Bursa Efek Indonesia (BEI) menargetkan pasar modal Tanah Air masuk jajaran 10 besar dunia berdasarkan kapitalisasi pasar pada tahun 2030. Target ambisius ini menjadi bagian dari masterplan pengembangan pasar modal nasional untuk lima tahun ke depan, periode 2026-2030.
Direktur Utama BEI Iman Rachman menyampaikan bahwa tahun 2026 merupakan momentum krusial untuk memperkuat peran pasar modal sebagai penggerak utama perekonomian nasional. “Dengan rasa syukur, kami mengucapkan selamat datang dan selamat tahun baru 2026. Mari jadikan tahun ini sebagai momentum pembangunan pasar modal yang kuat, inklusif, dan berkontribusi bagi perekonomian nasional,” ujar Iman dalam sambutannya saat pembukaan perdagangan hari pertama Bursa Efek Indonesia 2026, Jumat (2/1/2026).
Baca liputan informatif lainnya di Mureks. mureks.co.id
Iman menjelaskan, masterplan pengembangan pasar modal 2026-2030 telah disiapkan untuk memastikan pertumbuhan yang berkelanjutan dan meningkatkan daya saing Indonesia di kancah global. Dalam peta jalan tersebut, BEI menetapkan visi besar pada 2030, yaitu membangun pasar modal yang inovatif, transparan, inklusif, serta mampu tumbuh secara global.
“Harapannya, Indonesia dapat masuk top 10 dunia dalam hal kapitalisasi pasar,” tegas Iman Rachman.
Target tersebut akan didukung oleh berbagai upaya, termasuk penguatan infrastruktur pasar, peningkatan kualitas emiten dan investor, serta perluasan partisipasi publik. Selain itu, BEI juga akan mendorong inovasi produk dan pendalaman pasar. Langkah ini diharapkan tidak hanya meningkatkan nilai pasar modal, tetapi juga memperbesar perannya dalam pembiayaan jangka panjang ekonomi nasional.

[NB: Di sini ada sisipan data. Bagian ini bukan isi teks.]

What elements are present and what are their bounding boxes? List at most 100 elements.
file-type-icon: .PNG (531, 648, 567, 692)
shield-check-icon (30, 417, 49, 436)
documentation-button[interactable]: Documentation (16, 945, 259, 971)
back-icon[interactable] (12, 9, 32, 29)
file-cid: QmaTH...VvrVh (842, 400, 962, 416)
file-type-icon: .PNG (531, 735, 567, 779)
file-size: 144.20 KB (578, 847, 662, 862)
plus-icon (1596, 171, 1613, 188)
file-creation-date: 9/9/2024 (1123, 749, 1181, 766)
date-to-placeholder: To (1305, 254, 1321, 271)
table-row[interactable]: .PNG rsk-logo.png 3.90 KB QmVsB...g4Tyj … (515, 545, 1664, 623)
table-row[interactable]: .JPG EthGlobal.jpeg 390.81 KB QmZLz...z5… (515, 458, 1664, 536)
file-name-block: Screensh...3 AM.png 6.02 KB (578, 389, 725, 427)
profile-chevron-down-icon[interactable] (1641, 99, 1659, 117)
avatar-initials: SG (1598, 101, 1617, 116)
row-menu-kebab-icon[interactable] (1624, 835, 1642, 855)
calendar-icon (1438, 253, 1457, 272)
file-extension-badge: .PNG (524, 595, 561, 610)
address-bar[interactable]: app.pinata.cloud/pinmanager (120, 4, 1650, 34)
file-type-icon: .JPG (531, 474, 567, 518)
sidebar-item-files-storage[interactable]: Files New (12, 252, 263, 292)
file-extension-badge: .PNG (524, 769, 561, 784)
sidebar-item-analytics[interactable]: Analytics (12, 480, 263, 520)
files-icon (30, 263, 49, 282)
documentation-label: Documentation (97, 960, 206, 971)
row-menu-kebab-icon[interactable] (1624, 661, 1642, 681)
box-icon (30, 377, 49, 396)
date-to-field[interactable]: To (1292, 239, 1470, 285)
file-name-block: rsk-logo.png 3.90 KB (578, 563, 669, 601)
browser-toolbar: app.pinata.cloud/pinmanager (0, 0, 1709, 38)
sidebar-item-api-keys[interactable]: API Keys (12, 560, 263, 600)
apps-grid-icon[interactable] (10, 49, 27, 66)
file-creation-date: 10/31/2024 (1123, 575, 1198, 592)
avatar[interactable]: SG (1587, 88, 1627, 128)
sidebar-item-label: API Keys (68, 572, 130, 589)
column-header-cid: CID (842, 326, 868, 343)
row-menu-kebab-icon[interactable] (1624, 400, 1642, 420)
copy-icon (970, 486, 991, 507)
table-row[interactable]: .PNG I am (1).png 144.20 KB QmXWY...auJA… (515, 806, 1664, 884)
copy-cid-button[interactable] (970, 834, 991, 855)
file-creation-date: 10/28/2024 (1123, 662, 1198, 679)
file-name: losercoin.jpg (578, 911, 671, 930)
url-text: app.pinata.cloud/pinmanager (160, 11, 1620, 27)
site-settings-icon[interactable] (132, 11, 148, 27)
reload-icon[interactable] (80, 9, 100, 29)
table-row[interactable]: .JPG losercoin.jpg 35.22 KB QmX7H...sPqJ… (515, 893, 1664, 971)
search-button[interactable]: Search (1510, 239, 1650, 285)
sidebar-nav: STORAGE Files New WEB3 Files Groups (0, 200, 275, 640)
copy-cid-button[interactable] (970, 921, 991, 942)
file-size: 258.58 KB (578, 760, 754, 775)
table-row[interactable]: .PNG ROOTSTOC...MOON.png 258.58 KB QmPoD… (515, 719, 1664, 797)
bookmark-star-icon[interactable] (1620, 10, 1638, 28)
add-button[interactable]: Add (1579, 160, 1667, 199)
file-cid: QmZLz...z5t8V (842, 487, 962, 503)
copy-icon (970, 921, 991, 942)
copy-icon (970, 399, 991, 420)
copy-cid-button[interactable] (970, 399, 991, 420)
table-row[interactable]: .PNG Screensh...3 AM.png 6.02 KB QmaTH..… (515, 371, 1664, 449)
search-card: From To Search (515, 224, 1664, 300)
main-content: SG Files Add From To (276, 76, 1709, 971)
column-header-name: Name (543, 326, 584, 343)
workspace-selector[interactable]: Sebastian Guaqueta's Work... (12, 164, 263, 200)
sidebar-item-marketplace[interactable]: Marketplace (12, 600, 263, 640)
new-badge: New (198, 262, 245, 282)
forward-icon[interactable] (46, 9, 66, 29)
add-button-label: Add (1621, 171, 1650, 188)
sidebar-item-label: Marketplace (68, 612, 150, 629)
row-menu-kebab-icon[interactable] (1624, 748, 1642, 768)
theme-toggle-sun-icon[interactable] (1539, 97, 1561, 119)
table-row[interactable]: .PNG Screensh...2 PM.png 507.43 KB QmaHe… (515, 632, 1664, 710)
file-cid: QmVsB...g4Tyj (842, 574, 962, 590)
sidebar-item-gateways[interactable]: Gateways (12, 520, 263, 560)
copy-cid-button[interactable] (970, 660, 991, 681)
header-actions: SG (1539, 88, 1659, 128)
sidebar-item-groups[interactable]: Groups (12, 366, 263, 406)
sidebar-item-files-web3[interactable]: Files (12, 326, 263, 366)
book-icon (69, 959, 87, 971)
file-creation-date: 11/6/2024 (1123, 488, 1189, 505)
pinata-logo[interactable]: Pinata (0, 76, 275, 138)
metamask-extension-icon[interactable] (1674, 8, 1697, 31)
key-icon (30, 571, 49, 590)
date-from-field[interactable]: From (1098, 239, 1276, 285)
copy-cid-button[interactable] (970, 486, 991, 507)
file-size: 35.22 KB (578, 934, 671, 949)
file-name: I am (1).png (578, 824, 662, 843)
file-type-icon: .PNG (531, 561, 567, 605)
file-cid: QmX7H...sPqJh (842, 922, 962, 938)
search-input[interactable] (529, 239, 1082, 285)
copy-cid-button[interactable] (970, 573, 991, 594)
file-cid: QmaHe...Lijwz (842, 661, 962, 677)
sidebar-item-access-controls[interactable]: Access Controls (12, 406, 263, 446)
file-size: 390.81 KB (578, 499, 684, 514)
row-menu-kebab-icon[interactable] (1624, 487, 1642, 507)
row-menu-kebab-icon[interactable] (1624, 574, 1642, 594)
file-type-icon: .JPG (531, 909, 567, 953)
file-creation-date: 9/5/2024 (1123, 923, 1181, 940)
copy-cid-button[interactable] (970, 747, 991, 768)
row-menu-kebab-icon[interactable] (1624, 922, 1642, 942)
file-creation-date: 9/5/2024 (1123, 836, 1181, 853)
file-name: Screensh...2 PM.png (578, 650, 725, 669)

Mureks mencatat bahwa rekor tertinggi Indeks Harga Saham Gabungan (IHSG) berhasil dicapai pada 8 Desember 2025, menyentuh level 8.711 dengan nilai kapitalisasi pasar sebesar Rp 16.004 triliun. Pada hari terakhir perdagangan 2025, Selasa (30/12/2025), IHSG ditutup menguat 0,03% ke level 8.646,94, dengan kapitalisasi pasar mencapai Rp 15.871 triliun.